Jensen H V, Plenge P, Mellerup E T, Davidsen K, Toftegaard L, Aggernaes H, Bjørum N
Psychiatric Department D, Frederiksberg Hospital, Denmark.
Acta Psychiatr Scand. 1995 Jul;92(1):69-74. doi: 10.1111/j.1600-0447.1995.tb09545.x.

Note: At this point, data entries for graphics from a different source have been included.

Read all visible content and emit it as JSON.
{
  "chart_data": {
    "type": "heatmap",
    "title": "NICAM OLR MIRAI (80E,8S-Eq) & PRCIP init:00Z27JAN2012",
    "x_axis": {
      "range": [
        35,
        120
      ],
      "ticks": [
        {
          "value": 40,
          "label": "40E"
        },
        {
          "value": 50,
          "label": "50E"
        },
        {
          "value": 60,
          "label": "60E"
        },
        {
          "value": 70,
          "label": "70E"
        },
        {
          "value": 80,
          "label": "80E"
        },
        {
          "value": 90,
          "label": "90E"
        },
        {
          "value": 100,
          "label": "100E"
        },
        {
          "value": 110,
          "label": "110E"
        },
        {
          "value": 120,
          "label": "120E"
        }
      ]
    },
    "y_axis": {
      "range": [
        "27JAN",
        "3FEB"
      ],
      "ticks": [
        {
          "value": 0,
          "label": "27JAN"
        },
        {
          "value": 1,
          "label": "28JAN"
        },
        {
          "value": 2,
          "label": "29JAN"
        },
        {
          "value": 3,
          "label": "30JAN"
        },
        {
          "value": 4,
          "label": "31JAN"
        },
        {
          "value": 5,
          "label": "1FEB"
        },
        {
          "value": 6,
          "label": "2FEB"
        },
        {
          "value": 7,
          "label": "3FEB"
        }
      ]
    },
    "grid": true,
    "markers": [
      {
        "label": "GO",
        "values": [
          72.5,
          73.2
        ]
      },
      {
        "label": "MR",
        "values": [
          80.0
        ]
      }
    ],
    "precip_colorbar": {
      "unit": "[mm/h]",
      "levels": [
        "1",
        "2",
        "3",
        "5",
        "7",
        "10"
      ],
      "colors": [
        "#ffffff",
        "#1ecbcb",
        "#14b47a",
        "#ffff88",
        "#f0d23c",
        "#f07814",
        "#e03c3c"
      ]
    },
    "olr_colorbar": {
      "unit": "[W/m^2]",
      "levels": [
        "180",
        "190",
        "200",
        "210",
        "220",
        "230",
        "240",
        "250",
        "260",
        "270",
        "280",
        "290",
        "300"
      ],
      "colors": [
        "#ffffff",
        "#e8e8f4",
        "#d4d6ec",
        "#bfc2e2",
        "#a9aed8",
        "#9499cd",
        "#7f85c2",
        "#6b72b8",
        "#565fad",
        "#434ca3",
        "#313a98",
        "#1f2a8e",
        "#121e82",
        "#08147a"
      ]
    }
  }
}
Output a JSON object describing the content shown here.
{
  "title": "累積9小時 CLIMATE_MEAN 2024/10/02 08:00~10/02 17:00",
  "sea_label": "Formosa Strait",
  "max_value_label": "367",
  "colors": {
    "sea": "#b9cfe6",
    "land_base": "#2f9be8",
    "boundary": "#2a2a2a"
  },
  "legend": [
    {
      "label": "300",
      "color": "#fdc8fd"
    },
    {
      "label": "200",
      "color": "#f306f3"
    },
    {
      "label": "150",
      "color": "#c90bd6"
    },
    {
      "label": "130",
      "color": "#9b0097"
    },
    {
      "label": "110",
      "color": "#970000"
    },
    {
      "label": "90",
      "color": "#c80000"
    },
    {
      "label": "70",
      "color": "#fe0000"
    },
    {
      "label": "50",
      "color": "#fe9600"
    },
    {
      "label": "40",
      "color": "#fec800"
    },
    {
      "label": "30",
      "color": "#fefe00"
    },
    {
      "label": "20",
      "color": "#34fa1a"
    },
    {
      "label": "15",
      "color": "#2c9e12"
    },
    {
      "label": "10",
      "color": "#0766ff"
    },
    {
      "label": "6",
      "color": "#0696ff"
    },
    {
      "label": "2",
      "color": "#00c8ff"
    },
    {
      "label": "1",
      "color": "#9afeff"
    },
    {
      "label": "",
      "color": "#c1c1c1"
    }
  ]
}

The prophylactic efficacy of lithium carbonate given every second day versus daily intake was compared in a double-blind study including 50 manic-depressive patients. The patients met the DSM-III-R criteria for bipolar disorder or depressive disorder; according to ICD-8 the patients fulfilled criteria for manic-depressive disorder: All patients had experienced at least 3 episodes of mania or major depression, and all had been euthymic for at least 4 months. The median doses of lithium carbonate given were 800 mg/day or 1200 mg/every second day corresponding to median 12-h serum lithium concentrations of 0.6 mmol/l or 0.7 mmol/l, respectively. Manic or depressive relapse was defined as DSM-III-R criteria for mania or major depression, and a score > or = 10 on the Bech-Rafaelsen Mania Scale or the Bech-Rafaelsen Melancholia Scale, respectively. The two treatment schedules were allocated at random. Using the Cox proportional hazard model for statistical analysis, the lithium dosing schedule of every second day did not maintain its prophylactic efficacy against recurrent episodes of manic-depressive disorder. The risk of relapse increased 3 times when the interval between intake of lithium was extended from 1 to 2 days.
在一项纳入50名躁郁症患者的双盲研究中,比较了每隔一天服用碳酸锂与每日服用碳酸锂的预防效果。这些患者符合DSM-III-R双相情感障碍或抑郁症标准;根据ICD-8,患者符合躁郁症标准:所有患者至少经历过3次躁狂或重度抑郁发作,且均处于心境正常状态至少4个月。碳酸锂的中位剂量为800毫克/天或1200毫克/每隔一天,分别对应12小时血清锂浓度中位数为0.6毫摩尔/升或0.7毫摩尔/升。躁狂或抑郁复发定义为符合DSM-III-R躁狂或重度抑郁标准,以及分别在Bech-Rafaelsen躁狂量表或Bech-Rafaelsen抑郁量表上得分≥10分。两种治疗方案随机分配。使用Cox比例风险模型进行统计分析,每隔一天的碳酸锂给药方案不能维持其对躁郁症复发的预防效果。当锂摄入间隔从1天延长至2天时,复发风险增加了3倍。